Four Republican representatives told the Deseret News they do not support the resolution as currently written.
As a constitutional amendment, HJR24 requires a two-thirds majority to pass. In the House, that means at least 50 votes.
Minority Leader David Litvack, D-Salt Lake City, confirmed that, as of Friday, all 22 House Democrats oppose the proposal.
With at least four Republicans saying they are opposed to passing the current resolution and more representatives on the fence, the proposal's chances for success may be slim in the House.
The proposed constitutional amendment prohibits state entities from discriminating or granting "preferential treatment" based on race or sex, among other factors.
On Wednesday, House Majority Leader Kevin Garn predicted that any vote would come down to a few legislators.
"It's really close, it could go either way," he said.
Those Republicans who say they oppose the resolution cited varied reasons for their dissent, but some conflicting conservative values came up again and again: support for the proposal's ideas but a belief that the Utah Constitution should not be changed lightly.
Some dissenting conservatives wholeheartedly support the proposal's ideas, while others believe changes still need to be made, but many agree the amendment needs more time.
"As of right now, I could not support it," said Rep. Steven Mascaro, R-West Jordan, who insists he will be the first to take on affirmative action but thinks the process has been too rushed.
Mascaro said even if the resolution passes the House, there would still not be enough time left in the session to fully debate it.
The resolution has been on hold since Tuesday because it lacks the support to pass, Mascaro said, and since then, he has not seen or heard a "great change of opinion."
For Rep. Sheryl Allen, R-Bountiful, the proposal leaves too many questions.
"The constitution is a very special document," she said. "We need to spend at least a year considering the implications of this change."
North Salt Lake GOP Rep. Becky Edwards agreed, saying she has yet to see convincing proof that preferential treatment is a problem in Utah.
"I have serious concerns about potential unintended consequences," she said. "I would hate to build a barrier when we should be building bridges. Until there have been significant changes or I have seen proof that this is an issue, I couldn't vote for it."
Some of those unintended consequences could have significant effects on higher education in Utah, said Rep.

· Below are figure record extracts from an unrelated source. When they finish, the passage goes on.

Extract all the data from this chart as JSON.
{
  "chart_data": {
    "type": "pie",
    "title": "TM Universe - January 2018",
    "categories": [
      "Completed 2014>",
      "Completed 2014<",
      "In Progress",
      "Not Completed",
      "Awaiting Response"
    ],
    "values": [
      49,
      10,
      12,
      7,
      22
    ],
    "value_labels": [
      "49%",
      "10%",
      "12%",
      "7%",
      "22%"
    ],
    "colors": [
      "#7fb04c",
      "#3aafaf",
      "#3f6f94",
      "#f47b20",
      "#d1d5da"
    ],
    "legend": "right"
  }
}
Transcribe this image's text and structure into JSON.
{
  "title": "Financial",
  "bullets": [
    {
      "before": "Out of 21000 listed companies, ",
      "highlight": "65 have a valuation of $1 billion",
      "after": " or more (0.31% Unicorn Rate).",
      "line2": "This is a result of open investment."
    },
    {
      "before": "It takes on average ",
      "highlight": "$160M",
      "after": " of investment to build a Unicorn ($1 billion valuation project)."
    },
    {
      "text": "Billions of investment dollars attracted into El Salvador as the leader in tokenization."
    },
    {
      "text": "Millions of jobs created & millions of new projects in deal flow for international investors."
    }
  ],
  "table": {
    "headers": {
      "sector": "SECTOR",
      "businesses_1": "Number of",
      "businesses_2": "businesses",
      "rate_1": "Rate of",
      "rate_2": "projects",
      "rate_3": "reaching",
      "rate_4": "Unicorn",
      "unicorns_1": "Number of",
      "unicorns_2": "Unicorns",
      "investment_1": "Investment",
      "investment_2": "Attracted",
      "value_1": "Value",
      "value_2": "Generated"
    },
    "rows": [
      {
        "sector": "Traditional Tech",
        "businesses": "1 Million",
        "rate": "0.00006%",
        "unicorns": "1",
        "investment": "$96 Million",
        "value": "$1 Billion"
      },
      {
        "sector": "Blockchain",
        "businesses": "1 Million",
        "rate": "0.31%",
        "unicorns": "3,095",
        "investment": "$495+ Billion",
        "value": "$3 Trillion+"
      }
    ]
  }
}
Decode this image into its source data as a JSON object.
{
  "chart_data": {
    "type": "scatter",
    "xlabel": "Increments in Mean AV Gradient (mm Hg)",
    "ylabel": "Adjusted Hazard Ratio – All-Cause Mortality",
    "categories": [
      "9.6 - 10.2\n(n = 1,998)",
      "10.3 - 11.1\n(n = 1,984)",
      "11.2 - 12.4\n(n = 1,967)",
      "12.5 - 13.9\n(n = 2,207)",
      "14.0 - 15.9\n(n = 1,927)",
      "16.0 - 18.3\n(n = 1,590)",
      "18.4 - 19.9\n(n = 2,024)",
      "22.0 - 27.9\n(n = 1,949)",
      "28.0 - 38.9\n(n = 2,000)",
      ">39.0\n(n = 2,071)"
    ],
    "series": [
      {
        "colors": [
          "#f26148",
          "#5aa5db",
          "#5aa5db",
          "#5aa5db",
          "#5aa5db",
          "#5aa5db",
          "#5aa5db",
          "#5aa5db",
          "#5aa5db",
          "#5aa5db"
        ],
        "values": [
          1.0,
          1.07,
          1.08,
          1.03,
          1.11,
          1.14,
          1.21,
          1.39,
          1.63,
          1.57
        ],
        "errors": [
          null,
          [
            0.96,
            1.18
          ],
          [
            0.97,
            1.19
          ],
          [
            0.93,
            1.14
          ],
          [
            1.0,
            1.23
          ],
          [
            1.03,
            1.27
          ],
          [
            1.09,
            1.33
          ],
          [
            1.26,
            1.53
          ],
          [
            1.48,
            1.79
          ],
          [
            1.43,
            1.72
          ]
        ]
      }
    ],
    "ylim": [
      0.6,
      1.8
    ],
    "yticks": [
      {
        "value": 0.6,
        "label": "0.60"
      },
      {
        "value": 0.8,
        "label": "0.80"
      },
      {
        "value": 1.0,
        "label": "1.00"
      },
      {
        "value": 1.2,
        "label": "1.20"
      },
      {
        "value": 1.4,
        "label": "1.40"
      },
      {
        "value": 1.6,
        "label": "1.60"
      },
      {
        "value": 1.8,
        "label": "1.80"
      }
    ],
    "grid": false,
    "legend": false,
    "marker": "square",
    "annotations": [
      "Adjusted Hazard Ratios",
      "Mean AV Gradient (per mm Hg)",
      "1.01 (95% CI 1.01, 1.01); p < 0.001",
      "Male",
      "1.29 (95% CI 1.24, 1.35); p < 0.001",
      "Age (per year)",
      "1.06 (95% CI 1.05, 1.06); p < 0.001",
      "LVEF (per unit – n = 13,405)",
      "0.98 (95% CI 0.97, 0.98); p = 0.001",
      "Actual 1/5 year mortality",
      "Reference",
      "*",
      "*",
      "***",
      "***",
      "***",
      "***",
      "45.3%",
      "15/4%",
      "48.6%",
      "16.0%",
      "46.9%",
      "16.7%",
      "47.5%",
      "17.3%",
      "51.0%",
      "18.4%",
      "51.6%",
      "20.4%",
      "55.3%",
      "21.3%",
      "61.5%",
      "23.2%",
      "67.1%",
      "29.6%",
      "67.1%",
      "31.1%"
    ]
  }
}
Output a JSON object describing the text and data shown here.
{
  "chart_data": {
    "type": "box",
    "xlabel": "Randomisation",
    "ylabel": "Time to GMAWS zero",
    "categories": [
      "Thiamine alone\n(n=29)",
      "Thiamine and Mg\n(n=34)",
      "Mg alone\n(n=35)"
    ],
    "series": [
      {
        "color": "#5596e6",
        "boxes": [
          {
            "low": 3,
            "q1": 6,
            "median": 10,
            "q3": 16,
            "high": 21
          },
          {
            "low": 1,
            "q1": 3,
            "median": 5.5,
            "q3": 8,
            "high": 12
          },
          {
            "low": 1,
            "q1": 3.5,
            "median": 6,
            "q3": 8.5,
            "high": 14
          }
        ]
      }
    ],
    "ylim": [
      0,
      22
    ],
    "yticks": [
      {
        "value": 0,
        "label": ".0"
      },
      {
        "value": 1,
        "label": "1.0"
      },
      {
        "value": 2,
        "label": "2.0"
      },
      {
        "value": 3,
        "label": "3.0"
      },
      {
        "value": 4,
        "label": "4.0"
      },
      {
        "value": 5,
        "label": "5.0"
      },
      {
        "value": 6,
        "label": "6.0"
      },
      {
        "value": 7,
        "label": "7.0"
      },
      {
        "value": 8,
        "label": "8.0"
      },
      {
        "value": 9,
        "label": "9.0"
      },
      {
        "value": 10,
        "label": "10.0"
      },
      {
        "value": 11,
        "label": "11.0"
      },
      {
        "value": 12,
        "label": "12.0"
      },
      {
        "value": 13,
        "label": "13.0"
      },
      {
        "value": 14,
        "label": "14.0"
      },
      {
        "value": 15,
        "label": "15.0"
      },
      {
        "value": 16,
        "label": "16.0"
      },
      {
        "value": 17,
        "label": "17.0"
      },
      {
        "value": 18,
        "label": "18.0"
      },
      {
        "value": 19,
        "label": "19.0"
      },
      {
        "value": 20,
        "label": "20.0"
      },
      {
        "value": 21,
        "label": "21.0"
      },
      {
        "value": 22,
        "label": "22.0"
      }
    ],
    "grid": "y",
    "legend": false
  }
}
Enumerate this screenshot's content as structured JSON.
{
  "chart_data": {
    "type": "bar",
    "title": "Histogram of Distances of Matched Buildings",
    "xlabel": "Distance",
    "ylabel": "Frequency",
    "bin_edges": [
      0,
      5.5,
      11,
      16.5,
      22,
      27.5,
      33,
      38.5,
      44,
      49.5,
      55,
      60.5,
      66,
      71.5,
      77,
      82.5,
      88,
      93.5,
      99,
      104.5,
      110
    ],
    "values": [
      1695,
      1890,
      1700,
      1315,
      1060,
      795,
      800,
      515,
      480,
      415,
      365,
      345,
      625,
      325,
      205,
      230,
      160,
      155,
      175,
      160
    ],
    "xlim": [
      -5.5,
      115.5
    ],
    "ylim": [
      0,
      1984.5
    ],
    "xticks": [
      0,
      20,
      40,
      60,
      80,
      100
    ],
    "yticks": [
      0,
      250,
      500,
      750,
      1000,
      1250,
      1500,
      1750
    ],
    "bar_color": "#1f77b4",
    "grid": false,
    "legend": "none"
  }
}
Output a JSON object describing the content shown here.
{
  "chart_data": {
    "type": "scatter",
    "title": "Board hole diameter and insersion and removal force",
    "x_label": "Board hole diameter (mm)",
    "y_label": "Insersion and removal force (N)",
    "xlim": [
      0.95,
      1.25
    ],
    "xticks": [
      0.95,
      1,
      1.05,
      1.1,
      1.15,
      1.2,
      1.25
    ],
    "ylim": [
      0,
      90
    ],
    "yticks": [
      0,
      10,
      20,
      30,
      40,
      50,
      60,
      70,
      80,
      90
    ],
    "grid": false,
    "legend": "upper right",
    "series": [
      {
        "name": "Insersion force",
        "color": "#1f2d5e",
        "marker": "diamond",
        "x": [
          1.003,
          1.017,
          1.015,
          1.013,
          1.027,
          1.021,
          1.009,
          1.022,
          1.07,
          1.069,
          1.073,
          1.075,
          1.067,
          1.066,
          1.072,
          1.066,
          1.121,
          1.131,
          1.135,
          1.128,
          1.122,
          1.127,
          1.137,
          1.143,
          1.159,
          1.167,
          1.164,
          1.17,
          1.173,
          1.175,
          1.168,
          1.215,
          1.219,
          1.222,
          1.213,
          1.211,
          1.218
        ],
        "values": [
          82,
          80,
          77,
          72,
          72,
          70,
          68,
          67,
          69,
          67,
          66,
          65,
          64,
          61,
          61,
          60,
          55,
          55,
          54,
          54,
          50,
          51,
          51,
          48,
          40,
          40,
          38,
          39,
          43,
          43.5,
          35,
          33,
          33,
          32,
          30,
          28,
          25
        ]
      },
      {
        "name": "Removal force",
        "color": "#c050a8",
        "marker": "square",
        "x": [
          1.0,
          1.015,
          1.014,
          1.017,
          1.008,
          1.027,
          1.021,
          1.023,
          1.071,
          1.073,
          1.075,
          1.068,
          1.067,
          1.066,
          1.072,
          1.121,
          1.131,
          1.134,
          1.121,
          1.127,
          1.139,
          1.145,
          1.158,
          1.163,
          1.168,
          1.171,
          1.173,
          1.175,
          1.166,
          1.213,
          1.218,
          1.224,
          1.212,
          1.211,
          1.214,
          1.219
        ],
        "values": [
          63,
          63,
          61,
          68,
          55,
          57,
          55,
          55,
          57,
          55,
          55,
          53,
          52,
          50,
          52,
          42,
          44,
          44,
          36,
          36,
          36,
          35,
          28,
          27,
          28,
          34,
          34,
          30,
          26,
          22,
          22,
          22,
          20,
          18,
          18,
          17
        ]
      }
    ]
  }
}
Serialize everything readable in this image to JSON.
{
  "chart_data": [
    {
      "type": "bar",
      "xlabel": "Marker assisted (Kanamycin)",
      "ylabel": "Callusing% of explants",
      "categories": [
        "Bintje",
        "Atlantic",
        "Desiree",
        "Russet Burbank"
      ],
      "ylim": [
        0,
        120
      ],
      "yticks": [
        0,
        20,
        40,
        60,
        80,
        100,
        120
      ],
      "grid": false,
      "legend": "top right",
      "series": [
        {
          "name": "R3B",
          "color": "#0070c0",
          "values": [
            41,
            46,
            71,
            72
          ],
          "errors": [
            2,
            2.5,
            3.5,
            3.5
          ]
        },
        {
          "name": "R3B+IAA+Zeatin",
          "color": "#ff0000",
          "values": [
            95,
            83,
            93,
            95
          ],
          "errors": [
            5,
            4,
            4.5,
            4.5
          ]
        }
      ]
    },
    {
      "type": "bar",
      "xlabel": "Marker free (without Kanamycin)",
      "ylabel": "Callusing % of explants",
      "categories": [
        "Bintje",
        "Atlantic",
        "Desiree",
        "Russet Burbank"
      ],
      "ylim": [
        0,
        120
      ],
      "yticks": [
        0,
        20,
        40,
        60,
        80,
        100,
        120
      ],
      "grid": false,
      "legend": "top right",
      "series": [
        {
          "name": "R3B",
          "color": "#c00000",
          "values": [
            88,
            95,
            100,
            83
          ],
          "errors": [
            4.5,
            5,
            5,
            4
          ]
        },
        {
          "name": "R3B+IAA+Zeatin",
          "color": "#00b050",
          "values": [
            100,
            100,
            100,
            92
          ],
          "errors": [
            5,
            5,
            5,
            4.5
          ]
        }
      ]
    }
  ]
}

Ronda Menlove, who also sits on the Constitutional Review Commission.
The Garland Republican works at Utah State University and said she has too many questions about how the amendment could impact scholarships and diversity outreach programs at universities.
"I would vote no," she said. "I just don't think we should be changing the constitution without more careful consideration."
Other Republicans, such as Clearfield Rep. Paul Ray, support the proposal but would prefer that an interim committee consider the amendment.
"I think that is likely where it will end up," he said. "I think this amendment is a great idea, but we need to be careful. Right now, I just personally don't know enough to vote yes."
Despite such concerns, many rank-and-file Republican representatives express unequivocal support for the measure.
Rep. Eric Hutchings, R-Kearns, said it marks the culmination of the civil rights movement.
"This is where we want to go," he said. "This proves that the civil rights movement worked. Are we to the point where society can accept this? That's for voters to decide."
While higher education has dominated some of the debate, former Utah State University vice president Rep. Fred Hunsaker, R-Logan, dismissed the concerns, saying they are "not as valid as some think they are."
The resolution's sponsor, Rep. Curtis Oda, R-Clearfield, also downplayed concerns and said he has provided his colleagues enough data to support the proposal.
"I've given them all plenty of data about this problem, but they just don't want to recognize it," he said.
Oda said he is still tweaking the resolution's language and refused to confirm a timeline for bringing it back for floor debate and a vote in the House.